INCOMPLETE PASS: USA TODAY's Michael Hiestand writes Fox' red carpet show "isn't a bad idea in theory." But it "presupposes that Fox will be able to find celebrities who are at least semi-fluent in English and understand they are at the Super Bowl." Celebrities "only had to be ready to offer up their Super Bowl picks." Yet when asked, actors such as John Travolta and Harrison Ford looked "startled and at a loss for words" (, 2/7). In California, John Maffei writes Strahan and Menounos "interviewing celebrities on the red carpet was a total waste of time" (NORTH COUNTY TIMES, 2/7). In Chicago, Ed Sherman wrote, “I actually tried to tune in Sunday only to quickly tune out during a painful Michael Strahan interview with John Travolta. Wow, I got 4 ½ hours of my life back” (, 2/6). In San Diego, Jay Posner writes, "Why do we even have the red carpet? The interviews are just an excuse for people, mostly connected with Fox, to promote something, and they take away time that might be used on more interesting features." Also during the pregame, the "much-hyped interview between Bill O’Reilly and President Barack Obama was a mostly entertaining 15 minutes, even if it seemed terribly out of place (as it does every year)" (SAN DIEGO UNION-TRIBUNE, 2/7). In St. Petersburg, Tom Jones writes the Obama-O'Reilly conversation was the "worst interview" during Fox' coverage. It has "become a tired format, interviewing the president right before kickoff." Jones writes the best interview of the day was Fox' Terry Bradshaw talking to Steelers QB Ben Roethlisberger, which "ended in interesting fashion as the two shook hands with Bradshaw saying it was important to him to have a connection to Roethlisberger because of their shared history with the Steelers organization" (ST. PETERSBURG TIMES, 2/7). In Milwaukee, Bob Wolfley writes the Obama-O'Reilly interview "was interesting television," with an exchange that was "both combative and conversational" (, 2/7).

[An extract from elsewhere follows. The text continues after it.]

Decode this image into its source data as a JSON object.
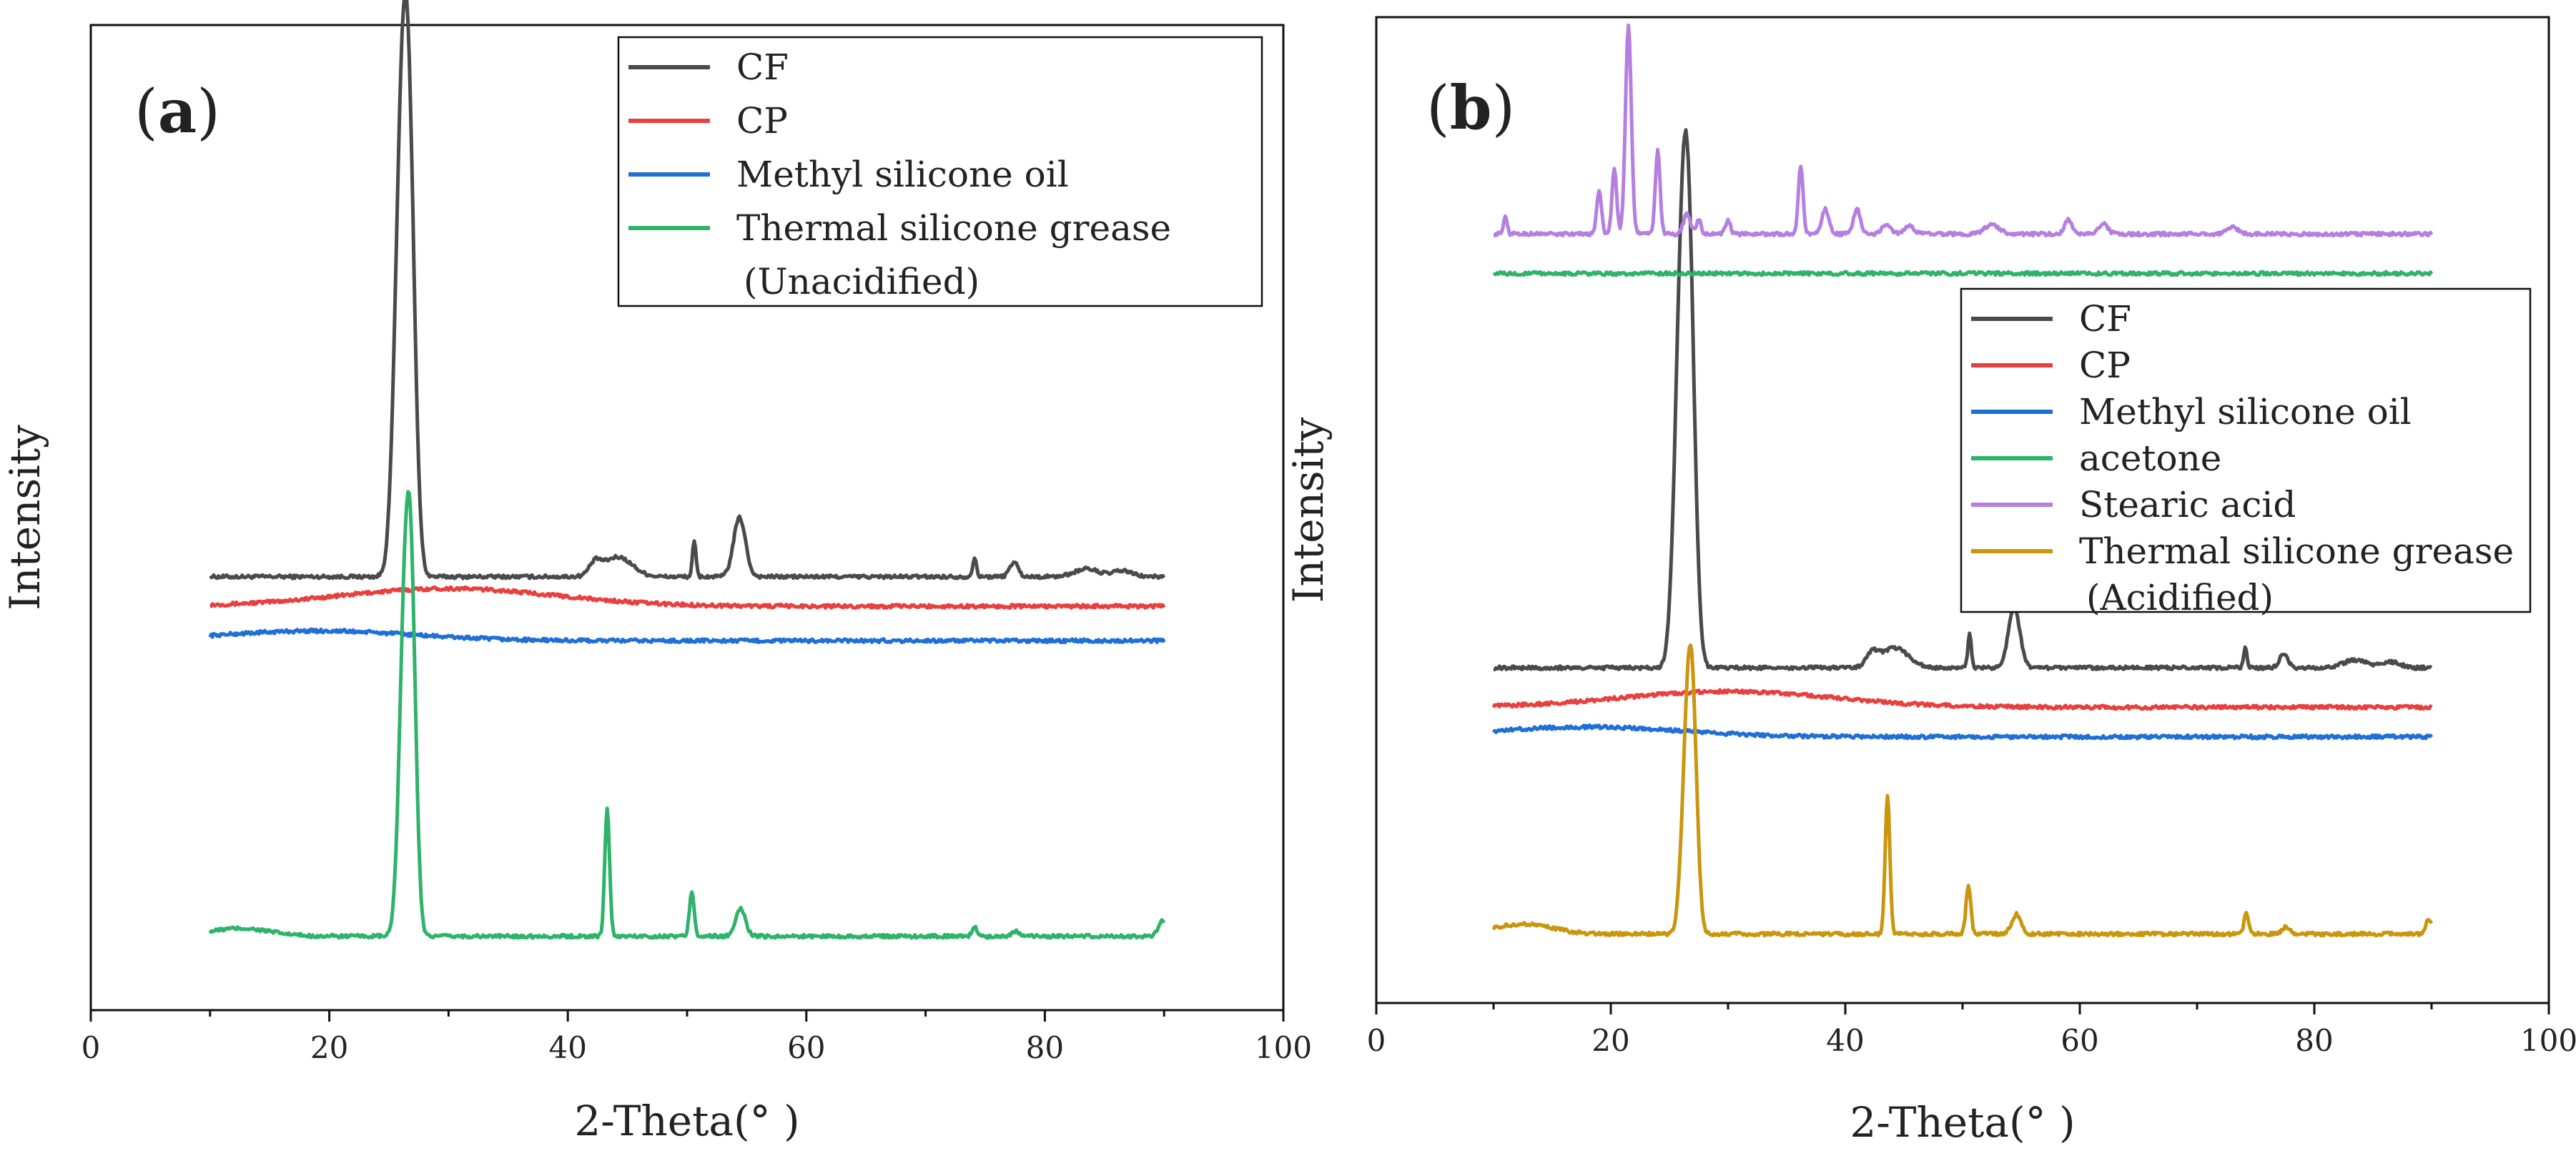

OTHER NETWORKS NOT MUCH BETTER: In Houston, David Barron notes Fox, NFL Network and ESPN "combined for about 17 hours, give or take, of pregame programming Sunday, most of it eminently forgettable." Barron: "Here's the problem I have with pregame shows. Even with all the real estate at their disposal, sometimes there's no sense of scale. After hyping the Terry Bradshaw-Ben Roethlisberger interview, we basically got three minutes of the same thing we heard from Roethlisberger during media day, followed by Bradshaw trying to make nice with the Steelers quarterback." NFL Network, however, "offered considerably more substance on the Roethlisberger-seeking-redemption issue" (HOUSTON CHRONICLE, 2/7).